Concurrents politiques
Il y a bien dans la sélection quelques jeunes talents au classique bagage de l’élite française, comme Louis Margueritte, 36 ans, qui s’est illustré au Comité interministériel de restructuration industriel (Ciri) en pleine crise, après l’ENA, l’X et de premiers pas au Trésor. Mais la politique est représentée cette année par Othman Nasrou. Né à Casablanca il y a 33 ans, le premier vice-président de la région Ile de France a appris sa sélection en pleine campagne pour son mentor, Valérie Pécresse. Signe de la volonté d’équilibre de la fondation : cette dernière avait sélectionné l’an passé le député macroniste des Yvelines Jean-Noël Barrot… qui figure sur la liste La République en marche en Ile-de-France, emmené par Laurent Saint-Martin.
Les secteurs de provenance sont ainsi très nombreux : politique, armée, entrepreneuriat (comme Antoine Hubert, cofondateur de la société Ynsect, qui produit des insectes pour la nourriture animale), ou hauts potentiels venus du privé (comme Véronique Cardi, 40 ans, PDG de l’éditeur JC Lattès).
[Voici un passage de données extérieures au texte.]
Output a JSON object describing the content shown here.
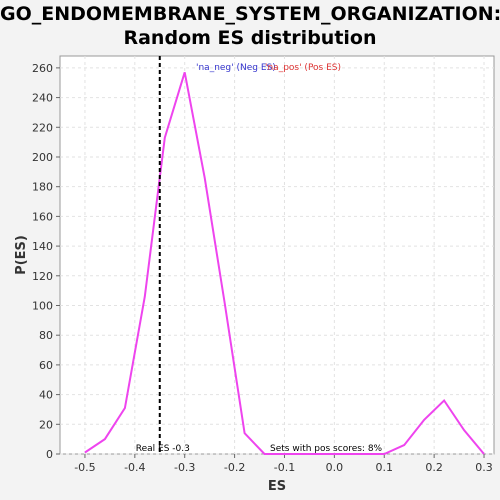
{
  "chart_data": {
    "type": "line",
    "title_line1": "GO_ENDOMEMBRANE_SYSTEM_ORGANIZATION:",
    "title_line2": "Random ES distribution",
    "xlabel": "ES",
    "ylabel": "P(ES)",
    "xlim": [
      -0.55,
      0.32
    ],
    "ylim": [
      0,
      268
    ],
    "xticks": [
      "-0.5",
      "-0.4",
      "-0.3",
      "-0.2",
      "-0.1",
      "0.0",
      "0.1",
      "0.2",
      "0.3"
    ],
    "yticks": [
      "0",
      "20",
      "40",
      "60",
      "80",
      "100",
      "120",
      "140",
      "160",
      "180",
      "200",
      "220",
      "240",
      "260"
    ],
    "grid": true,
    "series": [
      {
        "color": "#ee44ee",
        "x": [
          -0.5,
          -0.46,
          -0.42,
          -0.38,
          -0.34,
          -0.3,
          -0.26,
          -0.22,
          -0.18,
          -0.14,
          -0.1,
          -0.06,
          -0.02,
          0.02,
          0.06,
          0.1,
          0.14,
          0.18,
          0.22,
          0.26,
          0.3
        ],
        "y": [
          1,
          10,
          31,
          106,
          213,
          257,
          186,
          102,
          14,
          0,
          0,
          0,
          0,
          0,
          0,
          0,
          6,
          23,
          36,
          16,
          0
        ]
      }
    ],
    "real_es": -0.35,
    "legend": {
      "neg": "'na_neg' (Neg ES)",
      "neg_color": "#3333cc",
      "pos": "'na_pos' (Pos ES)",
      "pos_color": "#dd3333",
      "placement": "top"
    },
    "annotations": {
      "real_es": "Real ES -0.3",
      "pos_scores": "Sets with pos scores: 8%"
    }
  }
}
Les sujets de conversation communs pourraient donc s’avérer difficiles à trouver entre ces douze profils prometteurs mais très divers. Il faudra pourtant éviter les blancs, lorsqu’ils se réuniront avec leurs homologues américains à Paris le 20 octobre !
Boucles WhatsApp transatlantiques
« Les personnes que nous avons auditionnées et retenues ont un point commun, et qui constitue un critère de choix essentiel : un sens profond de l’engagement, rassure Emmanuel Chain, fondateur de la société de production Elephant & Cie. Et ils montrent tous une volonté d’échange, de compréhension du monde par des approches multiples. » Une attente que confirme Aude Bray : « nos différences vont permettre des échanges d’une grande richesse, nourrie par nos parcours », s’enthousiasme-t-elle. La capitaine de corvette attend également beaucoup du contact avec la promotion américaine –elle qui mène régulièrement des opérations conjointes en mer avec l’US Navy.
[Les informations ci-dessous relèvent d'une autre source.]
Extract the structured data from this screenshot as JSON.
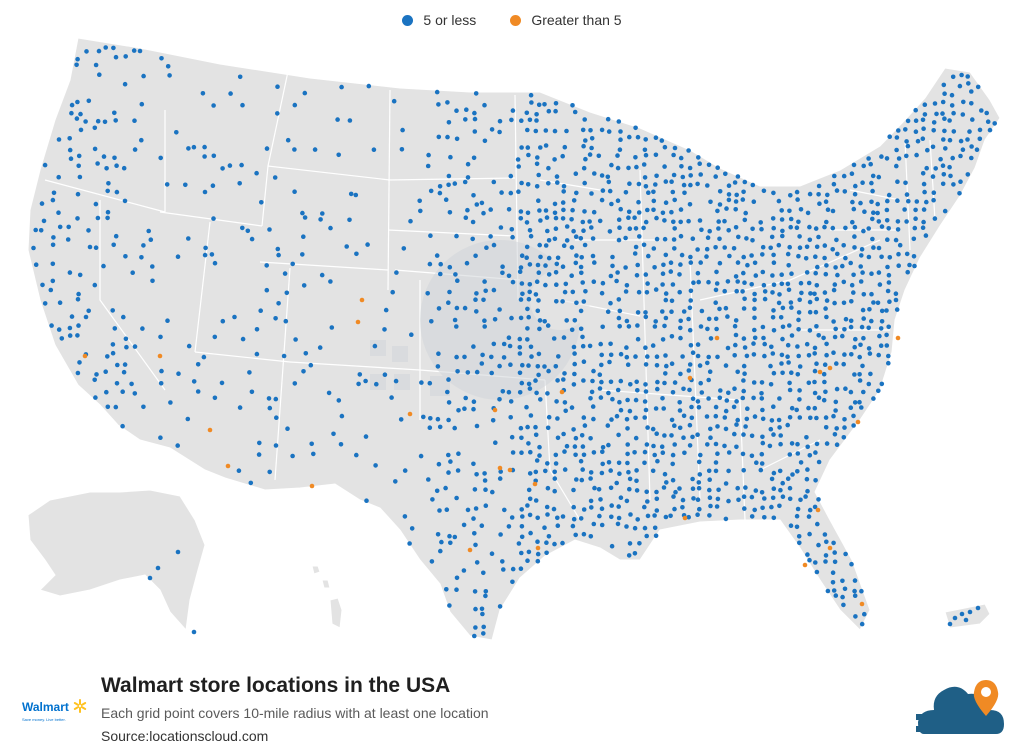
{
  "legend": {
    "items": [
      {
        "label": "5 or less",
        "color": "#1a73c1"
      },
      {
        "label": "Greater than 5",
        "color": "#f08a24"
      }
    ]
  },
  "map": {
    "land_color": "#e3e3e3",
    "border_color": "#ffffff",
    "watermark_color": "#d2d6da"
  },
  "footer": {
    "title": "Walmart store locations in the USA",
    "subtitle": "Each grid point covers 10-mile radius with at least one location",
    "source": "Source:locationscloud.com"
  },
  "logos": {
    "walmart": {
      "word": "Walmart",
      "tagline": "Save money. Live better.",
      "color": "#0071ce",
      "spark_color": "#ffc220"
    },
    "locationscloud": {
      "cloud_color": "#1f5f86",
      "pin_color": "#f08a24",
      "icon": "cloud-pin-icon"
    }
  }
}
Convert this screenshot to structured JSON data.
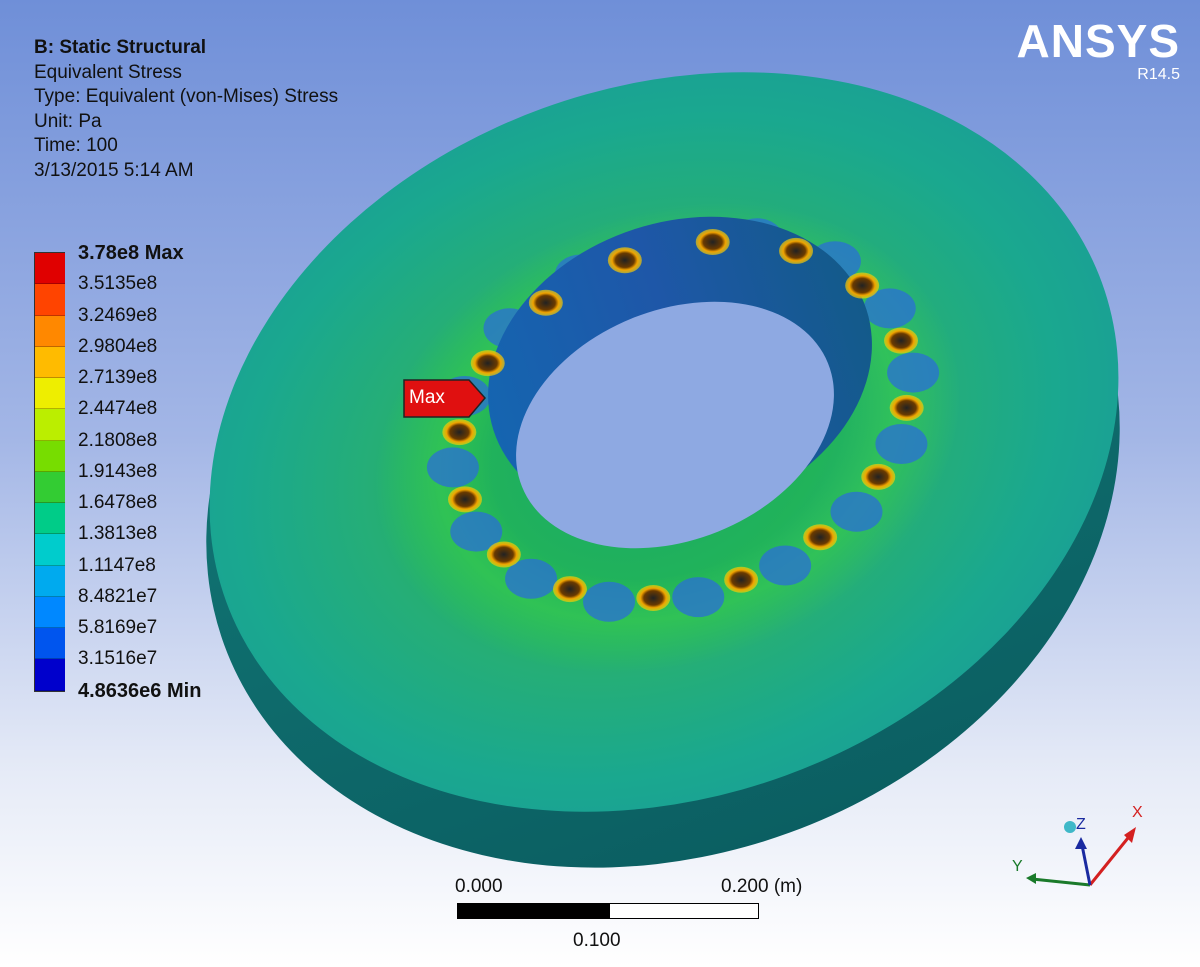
{
  "info": {
    "analysis_title": "B: Static Structural",
    "result_name": "Equivalent Stress",
    "result_type": "Type: Equivalent (von-Mises) Stress",
    "unit": "Unit: Pa",
    "time": "Time: 100",
    "timestamp": "3/13/2015 5:14 AM"
  },
  "legend": {
    "labels": [
      "3.78e8 Max",
      "3.5135e8",
      "3.2469e8",
      "2.9804e8",
      "2.7139e8",
      "2.4474e8",
      "2.1808e8",
      "1.9143e8",
      "1.6478e8",
      "1.3813e8",
      "1.1147e8",
      "8.4821e7",
      "5.8169e7",
      "3.1516e7",
      "4.8636e6 Min"
    ],
    "colors": [
      "#e00000",
      "#ff4400",
      "#ff8800",
      "#ffbb00",
      "#eeee00",
      "#bbee00",
      "#77dd00",
      "#33cc33",
      "#00cc88",
      "#00cccc",
      "#00aaee",
      "#0088ff",
      "#0055ee",
      "#0000cc"
    ]
  },
  "brand": {
    "name": "ANSYS",
    "version": "R14.5"
  },
  "max_marker": {
    "label": "Max"
  },
  "scale_bar": {
    "left_label": "0.000",
    "right_label": "0.200 (m)",
    "mid_label": "0.100"
  },
  "triad": {
    "x_label": "X",
    "y_label": "Y",
    "z_label": "Z"
  }
}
Les Young Leaders suivront en outre un programme de rencontres avec des personnalités politiques, économiques et de la haute administration, français et américains –autant d’occasions de débats. « Parmi ces générations, les échanges sont permanents, d’un côté à l’autre de l’Atlantique, grâce aux boucles WhatsApp », relève Agnès Touraine. Les nouvelles technologies démultiplient ainsi les échanges transatlantiques comme ne pouvait en rêver la French-American Foundation lors de sa création, en 1976, sous l’égide sous l’égide de Gerald Ford et Valéry Giscard d’Estaing, lorsqu’elle se fixait précisément pour but de « promouvoir le dialogue entre la France et les États-Unis et renforcer le lien historique qui les unit ».